We were in Anaheim for the annual California State Bar Convention (my wife’s an attorney), which alternates between southern and northern California. Friday night and for much of Sunday, we toured Disneyland, or as Nina likes to call it, “Dizzy Land”. She wanted to tour Disney’s California Adventure, an addition to the park which opened only a few years ago.
I agreed reluctantly–I thought if Disney wanted to really recreate the California Adventure, this part of the park should be filled with lawyers, government employees, social workers, and tax auditors (actually, it probably was this past weekend…). Instead, what Disney has installed is a typically Disney-esque sanitary look at the history of California–there’s a stationary California Zephyr streamliner selling food and gifts, a “Taste Pilot’s Restaurant” with a handsome recreation of Chuck Yeager’s X-1 zooming off the roof of it, a Santa Cruz-like amusement park (now with two-thirds less drug-addled hippies stuck in a 1960s causality loop!) and other such fare. Lots of Beach Boys, Jan and Dean, and Mamas and Poppas music–and even the odd Bing Crosby song(!) about California.

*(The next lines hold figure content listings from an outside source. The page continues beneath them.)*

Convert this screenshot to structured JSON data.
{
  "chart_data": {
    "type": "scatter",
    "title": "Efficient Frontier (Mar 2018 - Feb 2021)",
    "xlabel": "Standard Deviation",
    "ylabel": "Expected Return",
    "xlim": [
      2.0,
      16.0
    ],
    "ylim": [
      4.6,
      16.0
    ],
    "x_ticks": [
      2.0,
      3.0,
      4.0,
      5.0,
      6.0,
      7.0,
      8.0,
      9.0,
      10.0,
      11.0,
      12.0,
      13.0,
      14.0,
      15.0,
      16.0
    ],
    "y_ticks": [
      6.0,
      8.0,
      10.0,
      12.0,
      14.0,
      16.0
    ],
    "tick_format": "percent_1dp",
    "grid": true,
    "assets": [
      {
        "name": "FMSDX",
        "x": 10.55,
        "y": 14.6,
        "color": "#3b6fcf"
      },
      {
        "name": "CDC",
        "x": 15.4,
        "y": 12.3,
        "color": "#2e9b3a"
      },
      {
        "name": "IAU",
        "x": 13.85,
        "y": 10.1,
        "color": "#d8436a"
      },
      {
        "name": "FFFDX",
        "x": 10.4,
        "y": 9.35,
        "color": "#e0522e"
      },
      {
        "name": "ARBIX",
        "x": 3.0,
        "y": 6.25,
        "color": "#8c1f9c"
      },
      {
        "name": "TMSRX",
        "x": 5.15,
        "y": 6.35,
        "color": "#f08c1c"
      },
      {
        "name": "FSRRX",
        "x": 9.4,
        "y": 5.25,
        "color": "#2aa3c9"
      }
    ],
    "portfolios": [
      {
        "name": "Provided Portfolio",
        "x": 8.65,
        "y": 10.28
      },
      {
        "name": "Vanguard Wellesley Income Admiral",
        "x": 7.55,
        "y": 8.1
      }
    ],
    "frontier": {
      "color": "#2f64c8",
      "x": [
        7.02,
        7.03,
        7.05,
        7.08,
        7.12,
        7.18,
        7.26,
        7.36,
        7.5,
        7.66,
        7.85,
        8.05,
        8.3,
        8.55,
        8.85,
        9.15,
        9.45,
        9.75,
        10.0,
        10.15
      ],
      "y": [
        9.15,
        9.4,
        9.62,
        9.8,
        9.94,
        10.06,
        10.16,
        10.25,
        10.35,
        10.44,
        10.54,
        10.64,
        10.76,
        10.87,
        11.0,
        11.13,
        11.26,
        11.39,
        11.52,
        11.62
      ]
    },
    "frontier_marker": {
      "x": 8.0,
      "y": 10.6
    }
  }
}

Because ABC is owned by Disney (or is it the other way around?), ABC was promoting its fall television lineup, and several of its celebrities there–talking on a stage, with an enormous Jumbotron TV to project them into the park. Dennis Franz was scheduled to be there, as was Jim Belushi and his blues band. On our way out of the California Adventure and into Disney proper, I saw John Ritter on the screen, using–for the first and last time I hope–the word “fart” on the giant Jumbotron. (He had been asked what he, Suzanne Summers and Joyce DeWitt would do in a Three’s Company reunion by someone attending the park by a poor, confused soul who thinks that would a good thing. Fabulously out-of-date, Ritter suggested that Summers and DeWitt would need “a lot of EST” to work things out.)
In order to ferry the celebrities from L.A. to Anaheim, ABC employed an enormous fleet of stretch limos. I don’t think I had ever seen more black automobiles this side of Don Corleone’s funeral.
Lots of those limos were actually luxury black SUVs–and not an electric hybrid in sight! (Imagine that!) Next time a celebrity starts complaining about your Chevy Suburban or Toyota Land Cruiser, just remember how this person probably gets around–and smile at his Disneyland-sized hypocrisy.
Dizzy Land is right–as I wandered in a sun-baked haze through Disney’s California Adventure, I started riffing with my wife about how much fun David Letterman could have in a Top Ten List about this place….
From the home office in Anaheim, California….
The Top Ten Rejected Attractions at Disney’s California Adventure!
[Paul Schaffer’s drummer plays obligatory drum roll]
Number 10…..Annie Sprinkle’s Wet & Wild Water Sports!
Number 9……Gray Davis’ Recall Rollercoaster!
Number 8……David Crosby’s House of Heroin!
Number 7……Michael Jackson’s Pedophilic Playhouse!
Number 6……Scratch & Sniff Animatronic Johnny Depp!
Number 5……Cruz Bustamante’s MEChA Mania!
Number 4……John Walker Lindh’s Taliban Toboggan!
Number 3……Robert Maplethorpe’s San Francisco Safari!
Number 2……Ron Jeremy’s Drop The Chalupa!*
And the number one rejected attraction at Disney’s California Adventure….
Ride The Rolling Blackout!
[/Paul Schaffer drumroll]
We’ll be right back after this brief commercial time out!
*I have no idea what this means. But it sounded appropriately sleazy, and got a big chuckle from my wife when I was free-associating in the park, so I thought I’d include in this list.